A portion of pay increases for Fairfax teachers, reserve funds for school construction and school hiring, new carpeting for schools and part of a new energy conservation program are among the primary targets marked by the Fairfax County School Board for potential budget cuts.

In the past two weeks, the school board has been identifying specific areas for potential budget reductions at the request of the county board of supervisors. The supervisors asked that the school board, as well as all other county departments and agencies, develop lists of potential cuts totaling 2.5, 5 and 7 percent of the total amount these departments have requested from the county for funding. The supervisors say they want the lists to help them judge which areas of the county budget can be cut if necessary.

The school board's possible cuts, totaling $5.9 million, equal 3.5 percent of the $167 million that the schools have asked the county to contribute to its $264 million operating budget for school year 1978-79. The board has asked the supervisors if this list of potential cuts will be sufficient. The supervisors could require a list of more extensive cuts.

The school board has told the supervisors, however, that they cannot guarantee the areas they have identified will be the ones ultimately cut if the supervisors insist on reducing the county's $167 million share of school support.

The school board chose several of these potential cuts from a list of 18 areas that included funds for textbooks, field trips, metric education and instructional supplies. After heated and emotional debate on what areas should be cut at a special meeting last week, most school board members agreed cutting additional areas would adversely affect the schools' educational program.

The supervisors hold the purse strings to the school budget, but the school board controls what individual items in the school budget are cut or increased.

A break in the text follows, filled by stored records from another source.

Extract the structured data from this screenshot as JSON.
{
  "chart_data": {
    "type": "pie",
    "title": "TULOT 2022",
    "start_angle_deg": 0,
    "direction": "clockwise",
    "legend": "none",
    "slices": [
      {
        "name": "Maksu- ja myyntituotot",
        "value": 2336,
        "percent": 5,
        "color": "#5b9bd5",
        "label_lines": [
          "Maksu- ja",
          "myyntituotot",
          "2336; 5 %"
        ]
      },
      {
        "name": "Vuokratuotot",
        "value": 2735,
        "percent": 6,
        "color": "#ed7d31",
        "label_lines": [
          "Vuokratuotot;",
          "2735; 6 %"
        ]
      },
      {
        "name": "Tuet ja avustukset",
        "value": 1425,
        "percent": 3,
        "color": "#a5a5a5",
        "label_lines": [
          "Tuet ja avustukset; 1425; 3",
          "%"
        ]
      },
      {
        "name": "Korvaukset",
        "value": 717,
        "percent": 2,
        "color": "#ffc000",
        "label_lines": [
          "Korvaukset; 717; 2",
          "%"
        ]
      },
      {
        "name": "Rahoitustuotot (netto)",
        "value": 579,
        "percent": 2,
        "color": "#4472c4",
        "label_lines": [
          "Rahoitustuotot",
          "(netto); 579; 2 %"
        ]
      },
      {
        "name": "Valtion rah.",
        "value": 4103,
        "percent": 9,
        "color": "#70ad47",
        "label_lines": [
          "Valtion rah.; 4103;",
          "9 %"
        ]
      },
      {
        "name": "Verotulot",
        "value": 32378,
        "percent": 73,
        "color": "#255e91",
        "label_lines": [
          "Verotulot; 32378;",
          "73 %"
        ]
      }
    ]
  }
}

The supervisors had indicated they wanted the school board to make cuts that would not affect personnel or programs such as band and string music education, junior varsity soccer, art and other extracurricular programs.

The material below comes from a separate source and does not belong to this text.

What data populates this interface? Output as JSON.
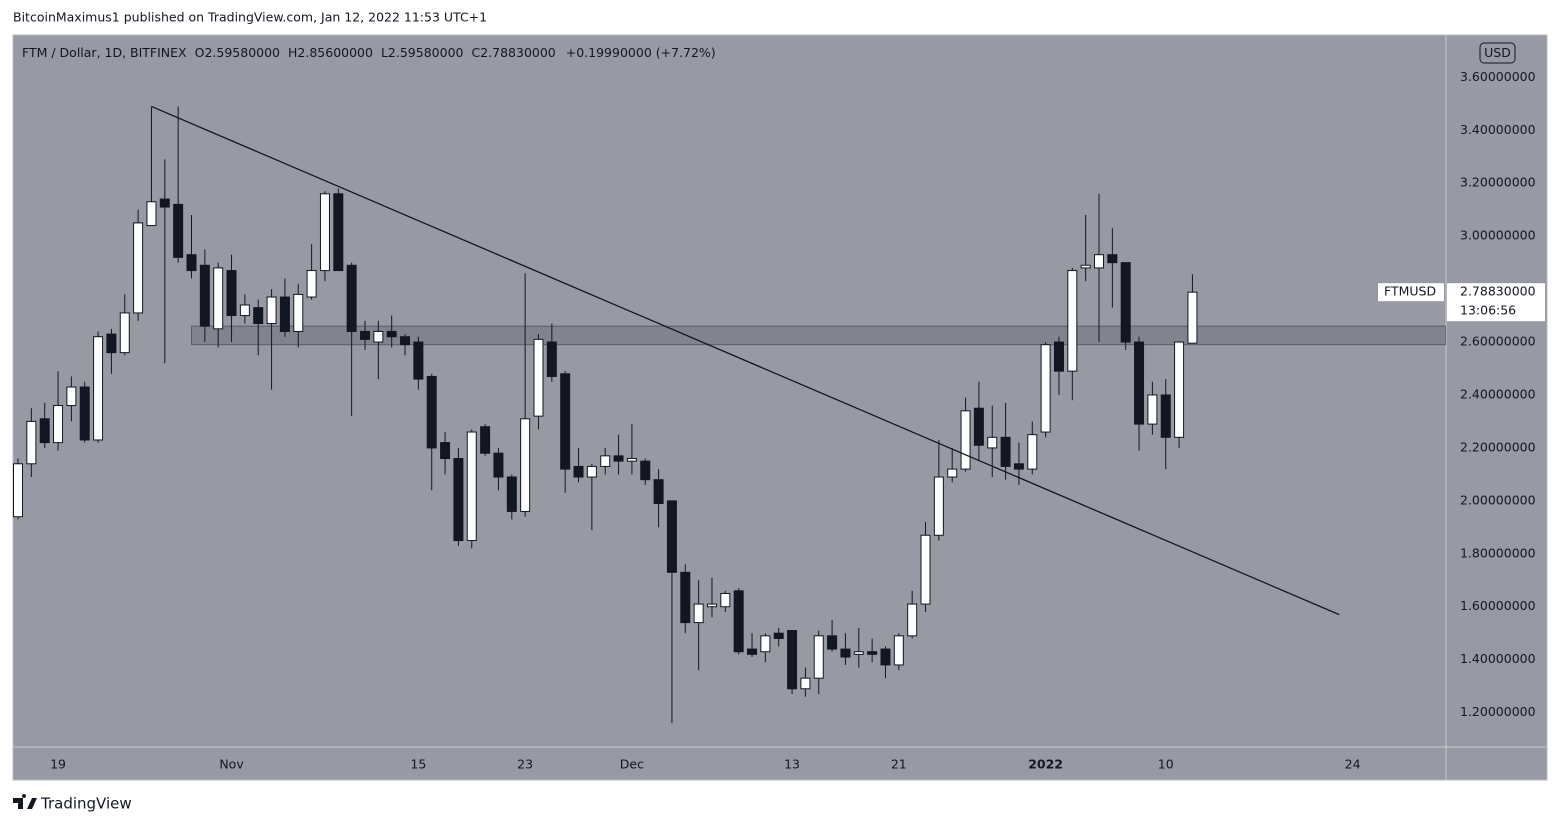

"If we have to make more cuts, there is no guarantee we will be able to avoid looking at instructional programs and personnel cuts as a result," said Superintendent S. John Davis.

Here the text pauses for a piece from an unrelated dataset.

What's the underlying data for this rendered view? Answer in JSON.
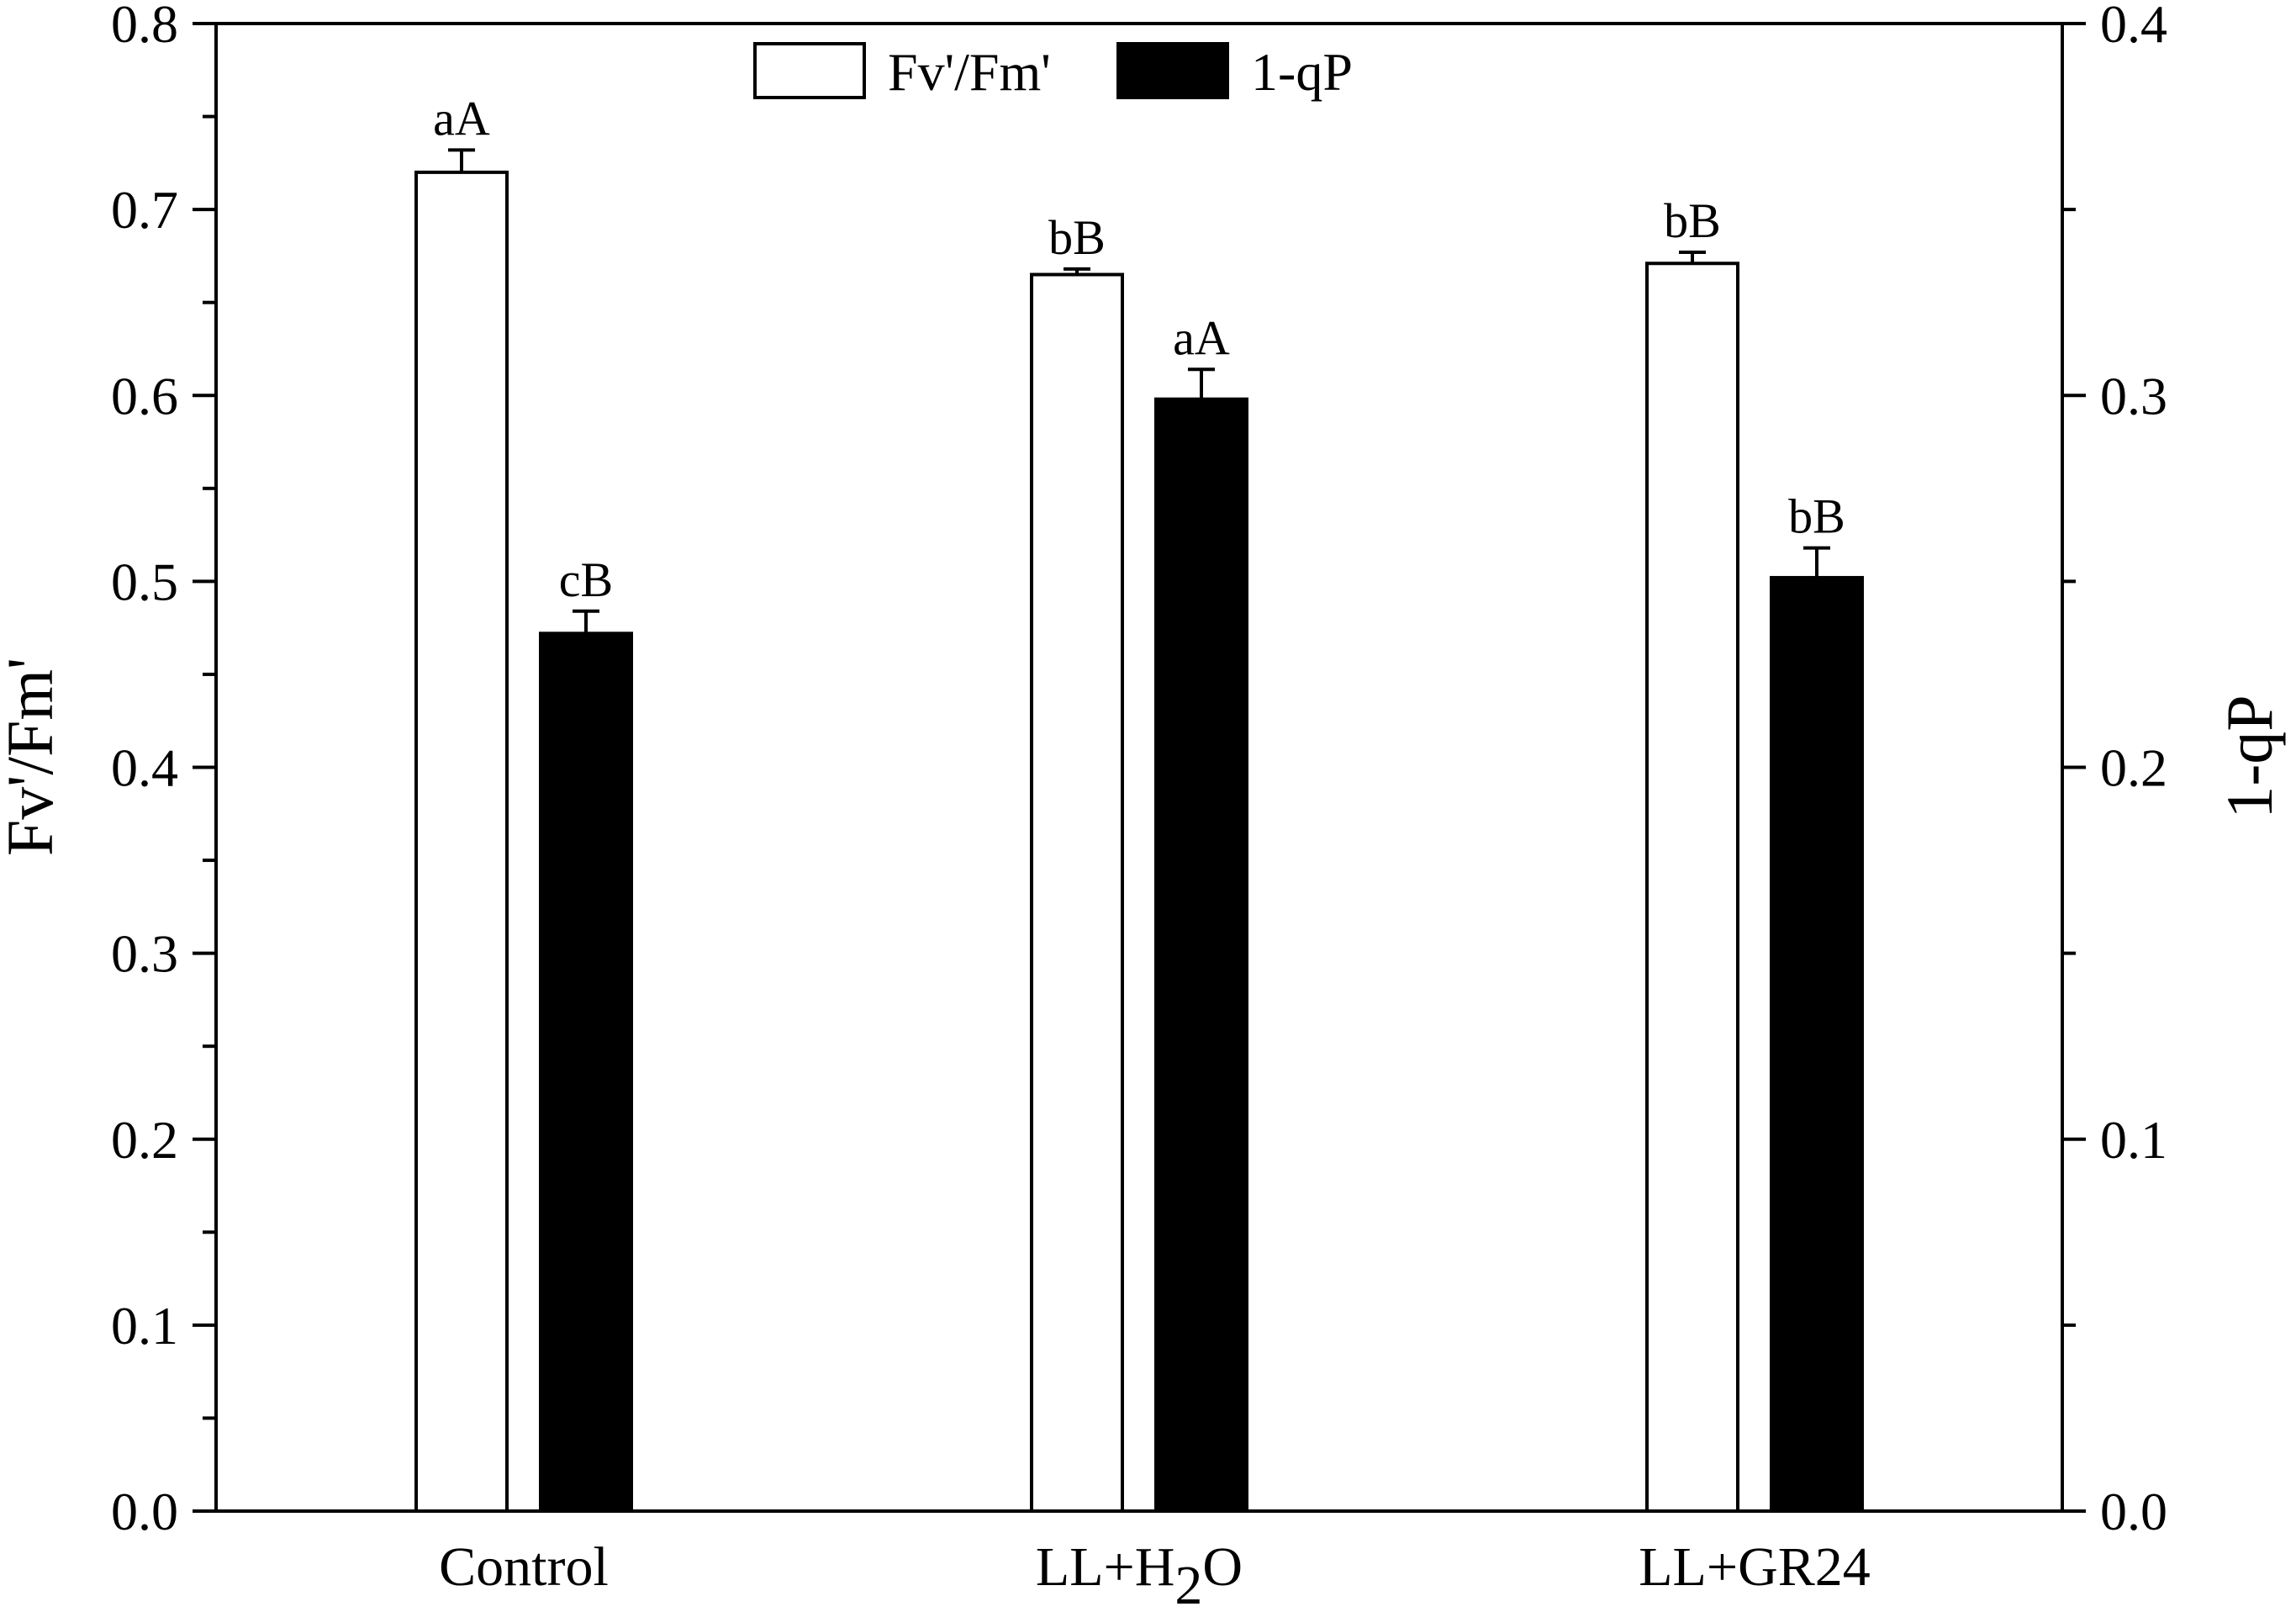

Other areas the school board has marked for potential reductions include a $1.4 million expense to meet state accreditation standards. The state has granted a two-year postponement of a requirement to lower the size of classes in grades four through six which would have forced the county to provide 138 more teachers and aides. Despite the postponement, the school board has been considering enforcing the requirement, but if the supervisors cut the budget, the schools will take advantage of the two-year delay.

The board also has looked at cutting the county's $76,000 share for the salaries and benefits for the staff of the Educational Employe Retirement Fund and another county contribution of $78,000 for general public education that can be made up in increased state aid.

Supt. Davis' proposed 7.1 per cent cost of living pay increase for all school employes would be reduced to 5.5 per cent - the same proposed by County Executive Leonard Whorton for all county employes - if the supervisors reduce the school budget and the school board makes the cuts indicated in its potential list.

Another $1 million would be cut eliminating a school construction reserve fund that the school board had set aside to got to ward building one of several new elementary schools needed in the county. About $387,000 would be cut by eliminating a special reserve fund used to hire new teachers in September when school enrollment is more than anticipated.

Some $78,000 would be cut by not replacing worn carpeting or providing new carpeting in some elementary schools, and $277,000 would be cut from a $440,000 energy conservation pilot program to reduce energy bills inthe schools.